Searching for Bears
“Stop scratching,” I tell my dad. “You already look like a troll with acne.”
He glares and points at my legs. “Didn’t you already have measles as a child?”
I have counted 104 mosquito bites so far, but the growing itch on my back suggests my tally is incomplete. But there it is. If you want to find bears, the mosquitoes are guaranteed to find you first.
Lierne in middle Norway has plenty of both, and regularly makes headlines for shooting bears, wanting to shoot bears, and generally being less than happy about their furry neighbours – an attitude borne out of love for their suffering sheep flocks. Occasionally, the bears get their own back by reducing the headcount of the hamlet. With only 1,400 inhabitants, Lierne can hardly afford to lose any, but then that’s true of the bears too.
Lierne also has two national parks, a vague proximity to an unmarked Swedish border, and one industrial bakery whose delivery vans trek the same 180km to civilisation, and to Trondheim airport, which we have just taken. It defies logic, but so does my dad’s assertion that we somehow need cake in order to attract bears. We stop to add the necessary supplies, drive till the road runs out and enter a wilderness of straggly mountain birches, unripe cloudberries and bare mountains. After a few miles we find a boat and a lake, at the end of which is Fiskløysa cabin.
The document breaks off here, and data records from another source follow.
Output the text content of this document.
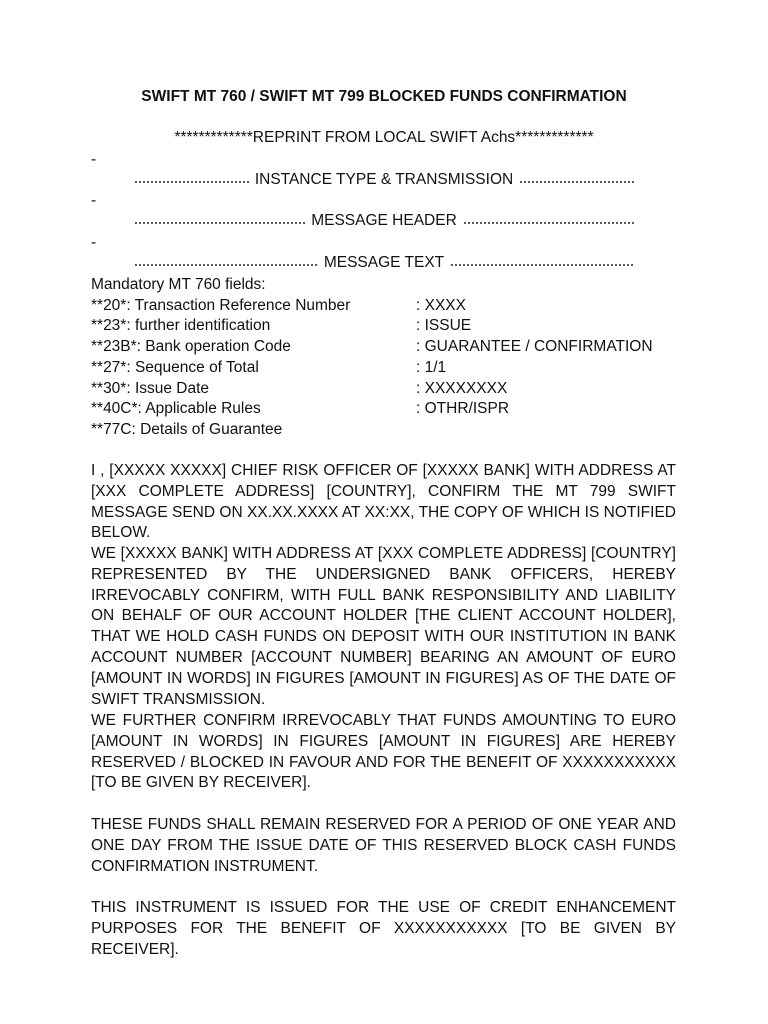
SWIFT MT 760 / SWIFT MT 799 BLOCKED FUNDS CONFIRMATION
*************REPRINT FROM LOCAL SWIFT Achs*************
-
INSTANCE TYPE & TRANSMISSION
-
MESSAGE HEADER
-
MESSAGE TEXT
Mandatory MT 760 fields:
**20*: Transaction Reference Number	: XXXX
**23*: further identification	: ISSUE
**23B*: Bank operation Code	: GUARANTEE / CONFIRMATION
**27*: Sequence of Total	: 1/1
**30*: Issue Date	: XXXXXXXX
**40C*: Applicable Rules	: OTHR/ISPR
**77C: Details of Guarantee

I , [XXXXX XXXXX] CHIEF RISK OFFICER OF [XXXXX BANK] WITH ADDRESS AT [XXX COMPLETE ADDRESS] [COUNTRY], CONFIRM THE MT 799 SWIFT MESSAGE SEND ON XX.XX.XXXX AT XX:XX, THE COPY OF WHICH IS NOTIFIED BELOW.

WE [XXXXX BANK] WITH ADDRESS AT [XXX COMPLETE ADDRESS] [COUNTRY] REPRESENTED BY THE UNDERSIGNED BANK OFFICERS, HEREBY IRREVOCABLY CONFIRM, WITH FULL BANK RESPONSIBILITY AND LIABILITY ON BEHALF OF OUR ACCOUNT HOLDER [THE CLIENT ACCOUNT HOLDER], THAT WE HOLD CASH FUNDS ON DEPOSIT WITH OUR INSTITUTION IN BANK ACCOUNT NUMBER [ACCOUNT NUMBER] BEARING AN AMOUNT OF EURO [AMOUNT IN WORDS] IN FIGURES [AMOUNT IN FIGURES] AS OF THE DATE OF SWIFT TRANSMISSION.

WE FURTHER CONFIRM IRREVOCABLY THAT FUNDS AMOUNTING TO EURO [AMOUNT IN WORDS] IN FIGURES [AMOUNT IN FIGURES] ARE HEREBY RESERVED / BLOCKED IN FAVOUR AND FOR THE BENEFIT OF XXXXXXXXXXX [TO BE GIVEN BY RECEIVER].

THESE FUNDS SHALL REMAIN RESERVED FOR A PERIOD OF ONE YEAR AND ONE DAY FROM THE ISSUE DATE OF THIS RESERVED BLOCK CASH FUNDS CONFIRMATION INSTRUMENT.

THIS INSTRUMENT IS ISSUED FOR THE USE OF CREDIT ENHANCEMENT PURPOSES FOR THE BENEFIT OF XXXXXXXXXXX [TO BE GIVEN BY RECEIVER].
The cabin is one of fourteen rented out by the local wilderness association, Fjellstyrene i Lierne, who also administer hunting and fishing permits. It is more keen to promote the bears than the locals, and we find an information pack waiting for us, which tells us that they are shy, do their best to avoid humans and rarely attack. The local paper, which has also been left behind, contradicts this with a story of a hunter’s near-death experience.
We spend the next few days searching for bears. We bring fishing rods and worms, walking from lake to lake, looking for the deep pools in the rivers that connect them. The wind carries a smell of earth and moss, the insect repellent enveloping us in a chemical haze when it disappears. Both fail to keep the mosquitoes away.
We develop the gait of wilderness people – heavy, lumbering and solid, adapted to the ever-changing terrain of squishy marshes, rocks and twigs and roots. We catch trout and arctic char, fry them and take them down to the lake for dinner. It doesn’t get dark. All the while, binoculars are kept ready.
Fiskløysa means fishless, and is the name of both the cabin and the lake. This is either an example of the local sense of humour, or else an attempt at keeping visitors away, because the area proves to be anything but. Fish becomes our breakfast, lunch and dinner. Bears, on the other hand, are a different issue, and when not following the rivers, we climb the local peaks and watch the land for signs of movement. Lefse from Lierne bakery sweetens the wait, a soft flatbread spread with butter, sugar and cinnamon.
In the cabin, the guest book tells its story. There are entries telling tales of family winter trips (“dad won the ice-fishing competition”), snow-scooters, farmers herding cows on pasture, and boys’ weekends with hunting dogs, but limited sightings of grouse (“but the beer was good”).
The entries from the cloudberry season read like an accountant’s log; Sat 8th Aug, 13 kilos, Sun 9th, 21 kilos, Wed 12th, 17 kilos. There are no place names in these entries, no clues to location; the cloudberry pickers are prone to bragging, but do not give up their secrets. Bears like cloudberries too, and make appearances by way of paw prints, droppings and distant sightings, but there are no full-on furry encounters.
On the second day, heavy clouds roll in. By evening, thunder encloses the plateau and the sound of water is everywhere. Large, heavy drops gather and thud down on the decking from the cabin eaves. On the lake, a mesmerising pattern of circles dance across the surface. If there are any bears out there, they are not only wet, but also hidden by a wall of water. We retreat to the cabin, to a deck of cards, candles and a carton of cheap Swedish wine.
By day three we have spotted two eagles and a lost Swede, and have lost our hearts to the wilderness. But the bears remain latecomers to the party. We have yet to see a footprint. We give up.
On the way back we stop for petrol. I stretch my legs whilst my dad goes to pay.
“Bear!” My dad comes running. Can it be?
“Try some,” he says, munching happily on a piece of cured meat. “Much better without all that fur anyhow.”